Ich habe mich ja schon letztes Jahr über die Tortur, eine Bahncard zu bekommen, geärgert. Die Bahncard ist ein Abo, also kriege ich sie dieses Jahr wieder. Ich musste sie schon per Rechnung bezahlen. Lastschrift wollten sie ja nicht. Aus reinem Hohn schwärmen sie mir jetzt vor, wie viel einfacher es mit Lastschrift wäre (no shit), und dass ich nur dieses SEPA-Mandat-Formular ausdrücken müsse, ausfüllen, und per Post an sie schicken. Einen Brief? Aus Papier? Und dann wird die Lastschrift-Option wieder abgelehnt? Nein danke.

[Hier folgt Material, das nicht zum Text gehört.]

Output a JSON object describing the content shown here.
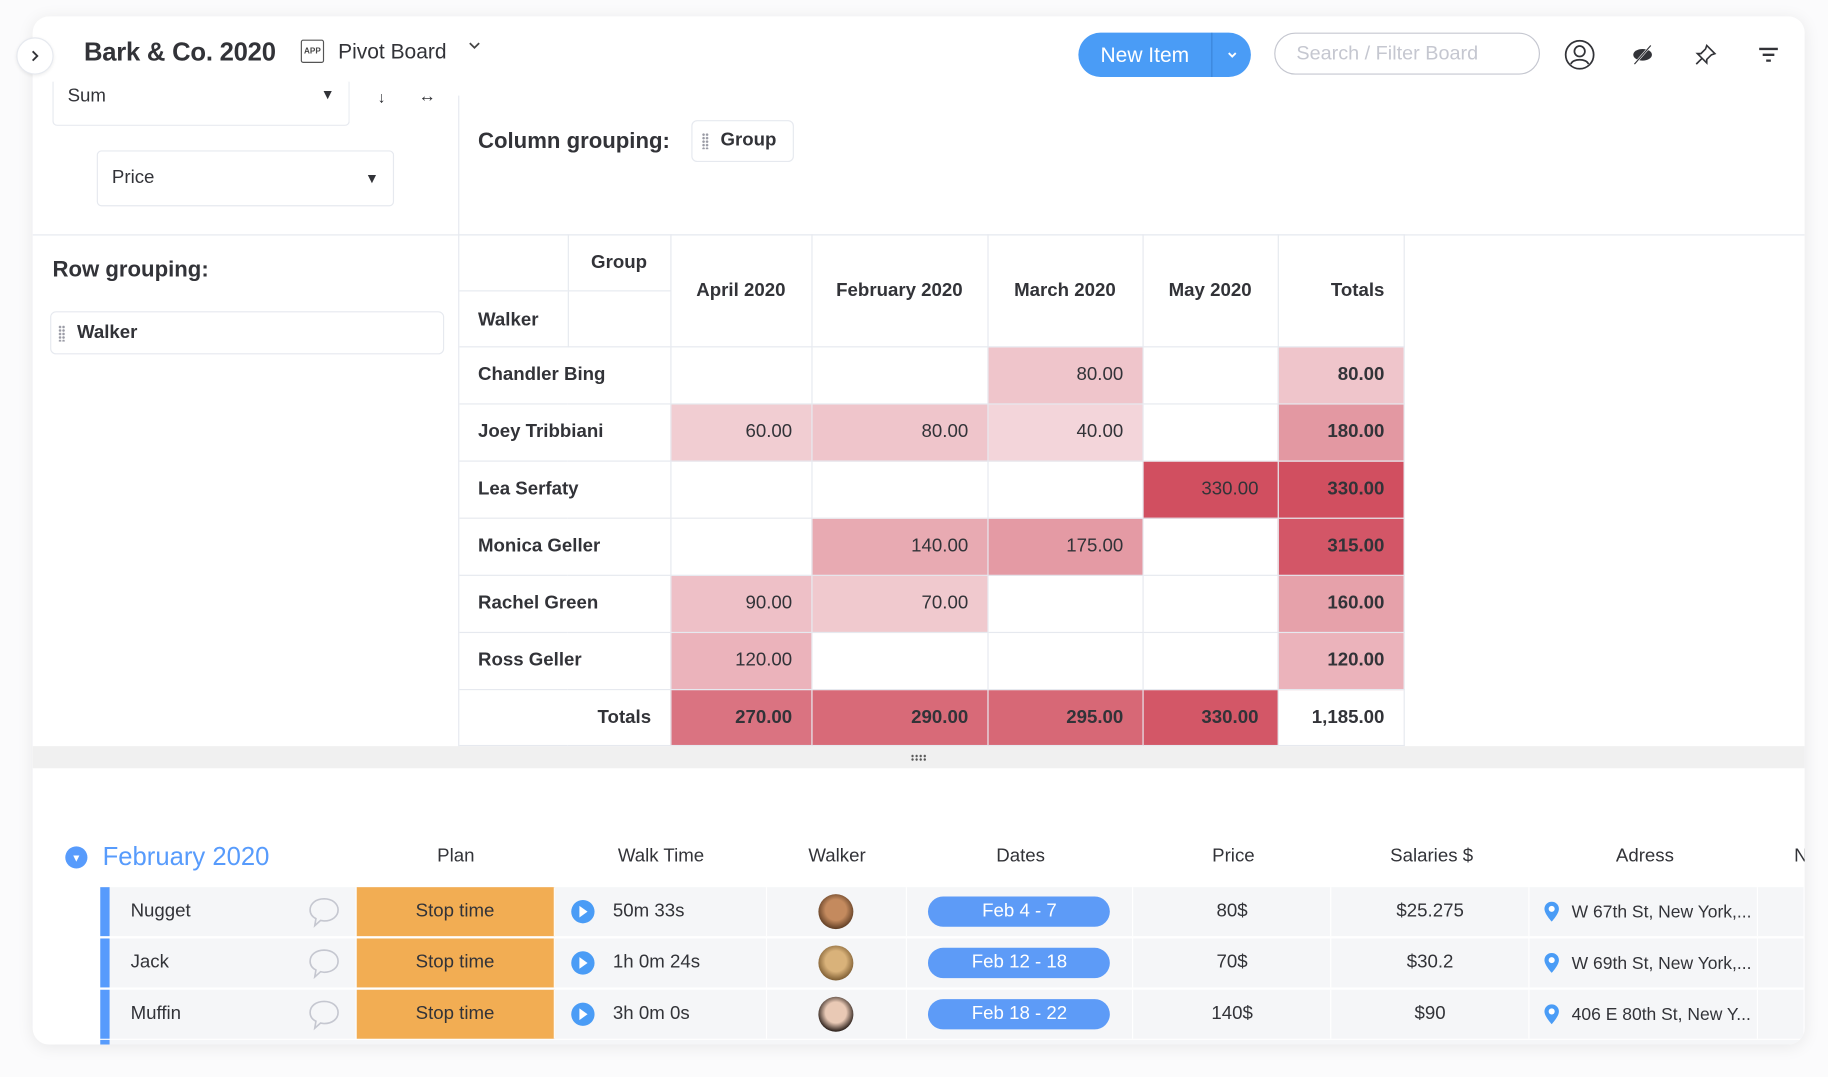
{
  "header": {
    "board_title": "Bark & Co. 2020",
    "view_icon_text": "APP",
    "view_name": "Pivot Board",
    "new_item_label": "New Item",
    "search_placeholder": "Search / Filter Board",
    "icons": [
      "person-icon",
      "hide-icon",
      "pin-icon",
      "filter-icon"
    ]
  },
  "config": {
    "aggregation": "Sum",
    "value_column": "Price",
    "column_grouping_label": "Column grouping:",
    "column_grouping_chip": "Group",
    "row_grouping_label": "Row grouping:",
    "row_grouping_chip": "Walker"
  },
  "pivot": {
    "corner_col_label": "Group",
    "corner_row_label": "Walker",
    "columns": [
      "April 2020",
      "February 2020",
      "March 2020",
      "May 2020",
      "Totals"
    ],
    "rows": [
      {
        "name": "Chandler Bing",
        "cells": [
          "",
          "",
          "80.00",
          "",
          "80.00"
        ]
      },
      {
        "name": "Joey Tribbiani",
        "cells": [
          "60.00",
          "80.00",
          "40.00",
          "",
          "180.00"
        ]
      },
      {
        "name": "Lea Serfaty",
        "cells": [
          "",
          "",
          "",
          "330.00",
          "330.00"
        ]
      },
      {
        "name": "Monica Geller",
        "cells": [
          "",
          "140.00",
          "175.00",
          "",
          "315.00"
        ]
      },
      {
        "name": "Rachel Green",
        "cells": [
          "90.00",
          "70.00",
          "",
          "",
          "160.00"
        ]
      },
      {
        "name": "Ross Geller",
        "cells": [
          "120.00",
          "",
          "",
          "",
          "120.00"
        ]
      }
    ],
    "totals_label": "Totals",
    "totals": [
      "270.00",
      "290.00",
      "295.00",
      "330.00",
      "1,185.00"
    ],
    "heat_colors": {
      "low": "#f7e4e7",
      "mid": "#e6a3ad",
      "high": "#d14f60"
    }
  },
  "board": {
    "group_title": "February 2020",
    "group_color": "#579bfc",
    "columns": [
      "Plan",
      "Walk Time",
      "Walker",
      "Dates",
      "Price",
      "Salaries $",
      "Adress",
      "N"
    ],
    "items": [
      {
        "name": "Nugget",
        "plan": "Stop time",
        "walk_time": "50m 33s",
        "dates": "Feb 4 - 7",
        "price": "80$",
        "salary": "$25.275",
        "address": "W 67th St, New York,..."
      },
      {
        "name": "Jack",
        "plan": "Stop time",
        "walk_time": "1h 0m 24s",
        "dates": "Feb 12 - 18",
        "price": "70$",
        "salary": "$30.2",
        "address": "W 69th St, New York,..."
      },
      {
        "name": "Muffin",
        "plan": "Stop time",
        "walk_time": "3h 0m 0s",
        "dates": "Feb 18 - 22",
        "price": "140$",
        "salary": "$90",
        "address": "406 E 80th St, New Y..."
      }
    ]
  }
}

Aber die Bahncard habe ich bezahlt, nur… wie komme ich an sie heran? Ich hatte ganz vergessen, dass das ja auch noch so eine Hürde war, wenn man kein Smartphone besitzt. Dabei ist es ganz einfach:
- Melden Sie sich mit Ihrem Browser unter www.bahn.de/bcservices in Ihrem Kundenkonto mit Ihrer E-Mail-Adresse und Ihrem Passwort an
- In Ihrem Kundenkonto im Bereich „BahnCard“ können Sie unter „Optionen“ und dann im Menüpunkt „Ersatzdokument anzeigen“ das Ersatzdokument abrufen
- Danach erscheint die Übersichtsseite „Ihre BahnCard verwalten“. Hier klicken Sie auf den Button „Ersatzdokument anzeigen“
- Das Ersatzdokument wird Ihnen nun als PDF angezeigt
- Wahlweise können Sie das PDF nun ausdrucken oder digital mitführen und bei einer Kontrolle im Zug vorzeigen
Diese Anleitung steht in einer PDF-Datei. Eine Datei mit neun Seiten, acht davon Werbung, dass man auch die Bahn-App nehmen könne, die letzte hat die Anleitung, wie man sich die Bahncard als PDF herunterlädt. Das alleine ist schon nicht barrierefrei. Aber es ausgerechnet den Leuten ohne Smartphone (die mit einer höheren Wahrscheinlichkeit nicht besonders computeraffin sind) einen so versteckten Weg zu bieten, das Ersatzticket herunterzuladen, ist eine Frechheit.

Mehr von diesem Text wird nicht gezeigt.